Chronic rotator cuff tendon tears cause structural and physiological maladaptations to the muscle (e.g., muscle atrophy and fatty degeneration) and are often irreversible. Anabolic steroids, although illegal in the United States, have been shown to enhance synthesis of muscle proteins, induce muscle hypertrophy, and improve contractile strength. However, their effect on treating the degeneration of rotator cuff muscle in shoulders with chronic rotator cuff tears has not been examined. Therefore Gerber et al. examined if anabolic steroids would lessen the muscular maladaptations caused by chronic rotator cuff tears. Twenty New Zealand White rabbits underwent a unilateral release of the supraspinatus tendon and bone insertion site. To measure work of the muscle during the surgical release the cut bone/tendon unit was attached to a force sensor and pretensioned to 10N and stimulated at 20mA and 40Hz for 0.3 seconds to create a supramaximal contraction. In addition, samples from the distal third of the muscle were harvested for histology. The incision was then sutured and the bone/tendon unit was allowed to fully retract for 6 weeks. During this time seven rabbits did not receive any intervention (control), six received weekly injections of nandrolone decanoate (a common anabolic steroid) in the supraspinatus muscle (local injection) and quadriceps muscle (systemic injection), and seven rabbits received a weekly systemic injection only (quadriceps muscle). Supramaximal stimulation (to assess work); histology; and computed tomographic (CT) measures of retraction, atrophy, and fatty degeneration were evaluated before and after (6 weeks) detachment. Muscle tissue was sectioned and stained to assess for fat, muscle, and fibrosis. The amount of retraction was significantly more in the control group compared to both intervention groups. There was a significant increase in fatty degeneration in the control group with very little change in both intervention groups. The amount of work the muscle produced decreased in all of the groups but decreased less (not significant) in the systemic injection group. There was a significant decrease in cross-sectional area among the control group compared to the systemic injection group. On histology, the amount of fibrotic tissue was similar to baseline in the group receiving local and systemic injections but significantly higher in both the control and systemic injection group.

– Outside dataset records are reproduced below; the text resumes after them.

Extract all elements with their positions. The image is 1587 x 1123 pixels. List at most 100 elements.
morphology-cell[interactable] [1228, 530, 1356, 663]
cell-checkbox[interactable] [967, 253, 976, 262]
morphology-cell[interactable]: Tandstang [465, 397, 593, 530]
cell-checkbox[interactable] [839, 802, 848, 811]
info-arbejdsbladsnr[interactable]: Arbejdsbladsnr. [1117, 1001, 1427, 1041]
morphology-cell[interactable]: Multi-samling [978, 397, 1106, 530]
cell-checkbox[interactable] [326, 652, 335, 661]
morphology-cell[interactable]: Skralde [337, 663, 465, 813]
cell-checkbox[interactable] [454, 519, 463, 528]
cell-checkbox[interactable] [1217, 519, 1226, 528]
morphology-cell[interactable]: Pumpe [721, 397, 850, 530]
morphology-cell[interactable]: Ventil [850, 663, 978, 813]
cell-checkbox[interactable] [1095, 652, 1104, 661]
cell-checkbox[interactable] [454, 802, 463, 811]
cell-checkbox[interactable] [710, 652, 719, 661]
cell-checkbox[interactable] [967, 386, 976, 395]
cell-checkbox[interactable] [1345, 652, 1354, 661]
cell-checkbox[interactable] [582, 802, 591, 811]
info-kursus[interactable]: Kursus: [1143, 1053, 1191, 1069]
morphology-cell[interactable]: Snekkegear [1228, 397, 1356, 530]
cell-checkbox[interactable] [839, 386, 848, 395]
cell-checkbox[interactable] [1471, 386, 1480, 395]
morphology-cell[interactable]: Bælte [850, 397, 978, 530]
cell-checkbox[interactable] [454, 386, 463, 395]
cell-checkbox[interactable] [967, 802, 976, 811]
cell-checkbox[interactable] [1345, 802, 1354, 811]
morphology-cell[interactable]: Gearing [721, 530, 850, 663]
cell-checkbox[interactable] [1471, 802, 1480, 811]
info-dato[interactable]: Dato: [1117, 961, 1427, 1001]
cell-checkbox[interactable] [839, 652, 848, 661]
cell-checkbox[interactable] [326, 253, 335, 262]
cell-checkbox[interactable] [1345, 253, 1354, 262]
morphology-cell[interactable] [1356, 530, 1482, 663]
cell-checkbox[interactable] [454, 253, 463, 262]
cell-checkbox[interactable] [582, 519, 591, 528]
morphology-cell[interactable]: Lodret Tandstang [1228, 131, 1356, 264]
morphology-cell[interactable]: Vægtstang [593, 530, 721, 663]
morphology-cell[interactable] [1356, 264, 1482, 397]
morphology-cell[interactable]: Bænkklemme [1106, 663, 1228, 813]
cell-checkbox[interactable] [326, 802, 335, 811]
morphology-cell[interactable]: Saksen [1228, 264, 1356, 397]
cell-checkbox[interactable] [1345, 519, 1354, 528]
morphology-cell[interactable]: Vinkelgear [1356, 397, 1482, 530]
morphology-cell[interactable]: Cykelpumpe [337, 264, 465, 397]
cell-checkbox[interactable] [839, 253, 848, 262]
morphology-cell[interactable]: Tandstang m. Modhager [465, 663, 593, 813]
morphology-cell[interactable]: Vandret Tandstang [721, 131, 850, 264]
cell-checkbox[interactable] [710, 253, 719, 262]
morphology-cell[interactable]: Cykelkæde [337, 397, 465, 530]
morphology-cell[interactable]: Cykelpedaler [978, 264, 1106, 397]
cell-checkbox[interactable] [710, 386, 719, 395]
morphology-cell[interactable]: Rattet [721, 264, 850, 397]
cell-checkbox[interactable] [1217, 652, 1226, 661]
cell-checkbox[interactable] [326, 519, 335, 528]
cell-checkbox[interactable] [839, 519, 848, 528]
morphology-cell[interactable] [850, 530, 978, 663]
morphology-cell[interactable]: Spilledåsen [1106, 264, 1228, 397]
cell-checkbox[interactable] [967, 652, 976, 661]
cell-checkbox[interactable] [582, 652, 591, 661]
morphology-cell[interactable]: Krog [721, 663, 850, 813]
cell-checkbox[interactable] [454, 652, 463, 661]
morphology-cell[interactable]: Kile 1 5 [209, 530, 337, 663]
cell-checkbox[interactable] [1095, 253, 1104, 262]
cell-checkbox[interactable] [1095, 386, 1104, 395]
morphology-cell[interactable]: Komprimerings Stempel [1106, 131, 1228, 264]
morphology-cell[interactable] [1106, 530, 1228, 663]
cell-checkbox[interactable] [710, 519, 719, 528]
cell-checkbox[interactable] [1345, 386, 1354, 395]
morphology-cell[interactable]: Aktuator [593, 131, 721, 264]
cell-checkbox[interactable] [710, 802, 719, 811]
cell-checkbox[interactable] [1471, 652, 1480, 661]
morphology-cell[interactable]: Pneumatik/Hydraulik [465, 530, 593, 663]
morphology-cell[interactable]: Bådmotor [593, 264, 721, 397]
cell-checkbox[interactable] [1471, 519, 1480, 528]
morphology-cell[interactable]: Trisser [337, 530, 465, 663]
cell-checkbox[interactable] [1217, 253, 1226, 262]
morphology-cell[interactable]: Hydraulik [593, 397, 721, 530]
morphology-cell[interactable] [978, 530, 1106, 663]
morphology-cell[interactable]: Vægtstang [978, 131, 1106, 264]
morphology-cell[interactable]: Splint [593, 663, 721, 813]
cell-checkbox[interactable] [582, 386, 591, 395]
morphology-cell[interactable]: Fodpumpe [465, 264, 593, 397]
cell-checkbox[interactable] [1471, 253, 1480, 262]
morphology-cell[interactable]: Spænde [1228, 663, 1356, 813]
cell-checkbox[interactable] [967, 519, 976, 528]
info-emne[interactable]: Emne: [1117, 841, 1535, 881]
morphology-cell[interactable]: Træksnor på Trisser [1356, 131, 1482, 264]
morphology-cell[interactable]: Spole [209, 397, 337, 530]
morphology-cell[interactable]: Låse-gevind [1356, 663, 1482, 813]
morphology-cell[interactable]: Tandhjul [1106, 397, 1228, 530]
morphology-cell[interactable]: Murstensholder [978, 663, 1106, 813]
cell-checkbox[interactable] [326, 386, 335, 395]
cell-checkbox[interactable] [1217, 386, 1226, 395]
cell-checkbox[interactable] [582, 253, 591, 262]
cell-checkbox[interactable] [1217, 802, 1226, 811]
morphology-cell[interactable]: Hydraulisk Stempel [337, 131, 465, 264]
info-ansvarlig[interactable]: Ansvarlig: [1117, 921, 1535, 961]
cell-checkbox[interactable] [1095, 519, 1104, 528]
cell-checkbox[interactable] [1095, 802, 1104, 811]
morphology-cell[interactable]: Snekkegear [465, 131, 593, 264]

First, the authors wanted to point out that they do not recommend this treatment be performed on humans without further research. However, the results provide evidence to support the possible use of anabolic steroids to help prevent the maladaptations that occur to the rotator cuff muscle following a chronic detachment. Standard repair of the tendon or traditional rehabilitation has yet to reverse these maladaptations in the rotator cuff muscle. The successful repair and return of function of chronically torn rotator cuff tendons relies in part on the condition of the muscle. Muscle atrophy, fatty degeneration, and fibrosis are consistent findings in chronically torn tendons and currently do not improve after repair. The current study indicates that the use of anabolic steroids, in a rabbit model, may prevent these deleterious effects from occurring. The authors stated that two of the rabbits in the intervention groups developed infections. This raises the question of the risk versus reward for the use of anabolic steroids in chronically torn rotator cuff tears. There are many concerns that need to be tested clinically including long-term physiological side effects to other body systems. Do you have any rehab strategies to combat deleterious muscle degradation on chronic rotator cuff tears? Are there other pharmacological medicines that may have similar effects as anabolic steroids without the potential side effects?